Myślałam, że do weekendu koniec spotkań, a tu niespodzianka i to dzięki brzydkiej pogodzie. W czwartek rano padał deszcz, więc zamiast na spacer Monika z Igorkiem przybyli, pierwszy raz, na zabawy domowe do nas. Mieszkanie jej się podobało, te nasze dwa pokoiki ją zachwyciły, a to za sprawą podobnego gustu w temacie wystroju. U niej też jest klimatycznie choć, chyba z racji mniejszych przestrzeni, bardziej przytulnie. Tylko co z tego, że mamy duży pokój.. zamiast niego wolałabym dwa mniejsze i możliwość zatrzymania sypialni..

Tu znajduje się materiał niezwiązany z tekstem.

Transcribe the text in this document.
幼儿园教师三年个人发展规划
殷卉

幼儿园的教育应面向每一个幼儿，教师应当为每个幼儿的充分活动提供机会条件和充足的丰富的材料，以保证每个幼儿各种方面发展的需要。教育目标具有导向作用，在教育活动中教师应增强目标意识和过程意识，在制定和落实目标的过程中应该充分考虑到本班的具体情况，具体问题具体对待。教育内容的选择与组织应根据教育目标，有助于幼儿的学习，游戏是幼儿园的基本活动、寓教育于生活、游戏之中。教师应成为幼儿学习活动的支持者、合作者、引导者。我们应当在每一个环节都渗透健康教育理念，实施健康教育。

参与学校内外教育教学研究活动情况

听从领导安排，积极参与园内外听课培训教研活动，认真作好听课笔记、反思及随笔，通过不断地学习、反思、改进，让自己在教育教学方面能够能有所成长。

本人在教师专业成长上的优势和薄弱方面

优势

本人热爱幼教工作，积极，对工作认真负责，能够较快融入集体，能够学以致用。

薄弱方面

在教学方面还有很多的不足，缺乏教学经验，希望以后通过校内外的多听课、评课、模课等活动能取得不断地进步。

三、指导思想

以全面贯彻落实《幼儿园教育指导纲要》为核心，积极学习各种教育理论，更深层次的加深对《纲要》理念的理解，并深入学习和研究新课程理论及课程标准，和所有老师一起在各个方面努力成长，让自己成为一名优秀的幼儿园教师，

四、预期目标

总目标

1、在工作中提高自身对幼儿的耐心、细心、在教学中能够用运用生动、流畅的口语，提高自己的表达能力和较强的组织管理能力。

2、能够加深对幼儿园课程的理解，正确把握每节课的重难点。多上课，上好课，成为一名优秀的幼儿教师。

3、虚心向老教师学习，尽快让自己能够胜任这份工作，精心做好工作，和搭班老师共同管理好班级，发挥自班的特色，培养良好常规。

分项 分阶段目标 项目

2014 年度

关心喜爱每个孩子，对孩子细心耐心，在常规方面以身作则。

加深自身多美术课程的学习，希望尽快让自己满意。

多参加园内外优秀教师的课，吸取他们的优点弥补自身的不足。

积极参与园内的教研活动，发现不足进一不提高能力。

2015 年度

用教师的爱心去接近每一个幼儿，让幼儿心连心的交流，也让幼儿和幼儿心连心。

Igor, z racji nie swojego terytorium, nie denerwował się, że ktoś zabiera mu zabawki. Bawił się spokojnie i wspólnie z naszym smykiem, czym obaj wprawili nas w zdumienie. Mogłyśmy im nawet zdjęcie zrobić, w bezruchu i nie rozmyte 😉
W piątkowe przedpołudnie pojechaliśmy z Mamą na cmentarz porobić porządki, a wieczór spędziłam z Małym u rodziców. Za to w sobotę od rana rozpoczął się ruch książkowy. Dwa pełne kartony i trzy duże reklamówki starych książek (niektórych wydanych w latach 60-70’tych) zebranych z mojego regału i z półek u Taty dotarło na Kiermasz Książki Przeczytanej.

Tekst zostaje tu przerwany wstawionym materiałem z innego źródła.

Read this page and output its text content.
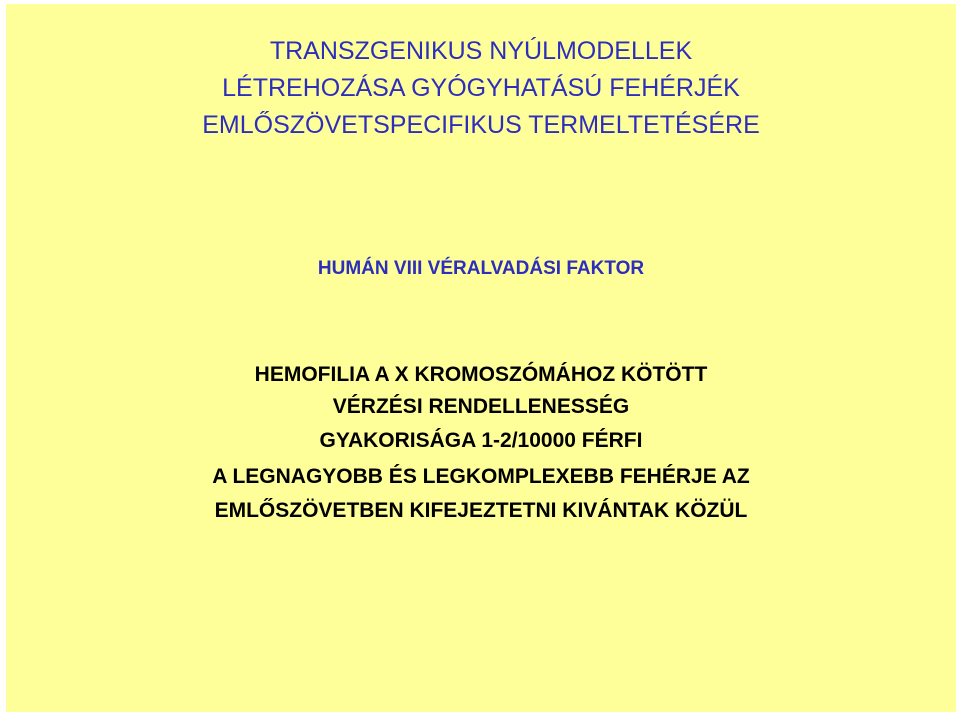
TRANSZGENIKUS NYÚLMODELLEK
LÉTREHOZÁSA GYÓGYHATÁSÚ FEHÉRJÉK
EMLŐSZÖVETSPECIFIKUS TERMELTETÉSÉRE
HUMÁN VIII VÉRALVADÁSI FAKTOR
HEMOFILIA A X KROMOSZÓMÁHOZ KÖTÖTT
VÉRZÉSI RENDELLENESSÉG
GYAKORISÁGA 1-2/10000 FÉRFI
A LEGNAGYOBB ÉS LEGKOMPLEXEBB FEHÉRJE AZ
EMLŐSZÖVETBEN KIFEJEZTETNI KIVÁNTAK KÖZÜL
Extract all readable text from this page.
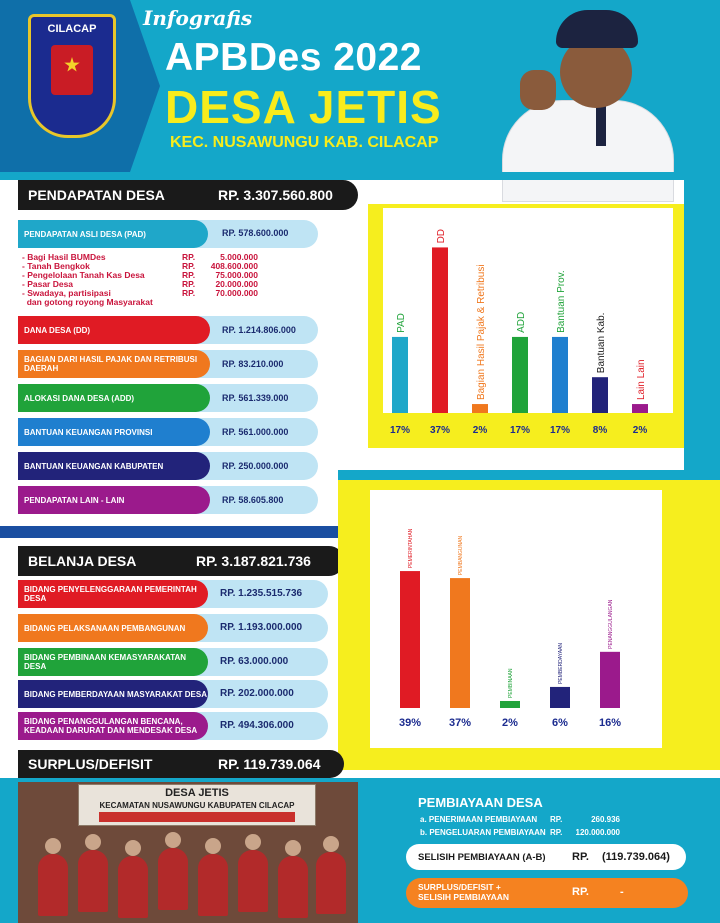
CILACAP	Infografis
APBDes 2022
DESA JETIS
KEC. NUSAWUNGU KAB. CILACAP
PENDAPATAN DESA	RP. 3.307.560.800
PENDAPATAN ASLI DESA (PAD)	RP. 578.600.000
- Bagi Hasil BUMDes	RP.	5.000.000
- Tanah Bengkok	RP.	408.600.000
- Pengelolaan Tanah Kas Desa	RP.	75.000.000
- Pasar Desa	RP.	20.000.000
- Swadaya, partisipasi	RP.	70.000.000
dan gotong royong Masyarakat
DANA DESA (DD)	RP. 1.214.806.000
BAGIAN DARI HASIL PAJAK DAN RETRIBUSI DAERAH	RP. 83.210.000
ALOKASI DANA DESA (ADD)	RP. 561.339.000
BANTUAN KEUANGAN PROVINSI	RP. 561.000.000
BANTUAN KEUANGAN KABUPATEN	RP. 250.000.000
PENDAPATAN LAIN - LAIN	RP. 58.605.800
PAD
17%
DD
37%
Bagian Hasil Pajak & Retribusi
2%
ADD
17%
Bantuan Prov.
17%
Bantuan Kab.
8%
Lain Lain
2%
BELANJA DESA	RP. 3.187.821.736
BIDANG PENYELENGGARAAN PEMERINTAH DESA	RP. 1.235.515.736
BIDANG PELAKSANAAN PEMBANGUNAN	RP. 1.193.000.000
BIDANG PEMBINAAN KEMASYARAKATAN DESA	RP. 63.000.000
BIDANG PEMBERDAYAAN MASYARAKAT DESA RP. 202.000.000
BIDANG PENANGGULANGAN BENCANA, KEADAAN DARURAT DAN MENDESAK DESA	RP. 494.306.000
PEMERINTAHAN
39%
PEMBANGUNAN
37%
PEMBINAAN
2%
PEMBERDAYAAN
6%
PENANGGULANGAN
16%
SURPLUS/DEFISIT	RP. 119.739.064
DESA JETIS
KECAMATAN NUSAWUNGU KABUPATEN CILACAP	PEMBIAYAAN DESA
a. PENERIMAAN PEMBIAYAAN RP.	260.936
b. PENGELUARAN PEMBIAYAAN RP.	120.000.000
SELISIH PEMBIAYAAN (A-B) RP. (119.739.064)
SURPLUS/DEFISIT + SELISIH PEMBIAYAAN	RP.	-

Zgodnie z postanowieniem wyprzedawałam wszystko, część oddałam za darmo dla dzieci, część do domu opieki społecznej. Sylwia załapała się na jakiś atlas kulinarny z poradami. Parę sztuk dokładałam gratis dla fanów danej tematyki i tym sposobem nareszcie pozbyłam się tego, co chciałam. Jednak 240 sztuk książek nie jestem w stanie ruszyć z mojej małej biblioteczki, zostają i koniec kropka. Zresztą nie udało mi się też wyjść z kiermaszu z pustymi rękami, choć mocno się pilnowałam 😉 Kupiłam wspomnienia o Hance Bielickiej
bajkowy poradnik dla przedszkolaka i książkę z pytaniami i zabawami dla dzieci. To i tak niezły wynik, bo kusiło mnie tam wiele tytułów. Ale, że na czytniku rozpoczęta właśnie „Menażeria ludzka” Zapolskiej, w kolejce czekają „Filary ziemi” Folletta, „Małe niedole pożycia małżeńskiego” Balzaca i wspomniana Hanka Bielicka w wersji papierowej, to zdecydowanie trzeba było się powstrzymać od nowych tytułów. Pozostaje mi jeszcze wymienić trzy książki Joanny Chmielewskiej zaczynane na amen przeze mnie i moją rodzinkę. Jedną trafiłam za 5 zł na kiermaszu, pozostałe dwie znalazłam w necie – używane ale w dobrym stanie. Dlatego po dzisiejszym kulinarnym poranku (ugotowałam krupnik, zrobiłam mielone, potrawkę meksykańską i kluski leniwe), jedziemy odebrać drugą z książek, od dziewczyny mieszkającej niedaleko moich rodziców. Czyli, co za tym idzie, po drodze wstąpimy i do nich na małe odwiedziny.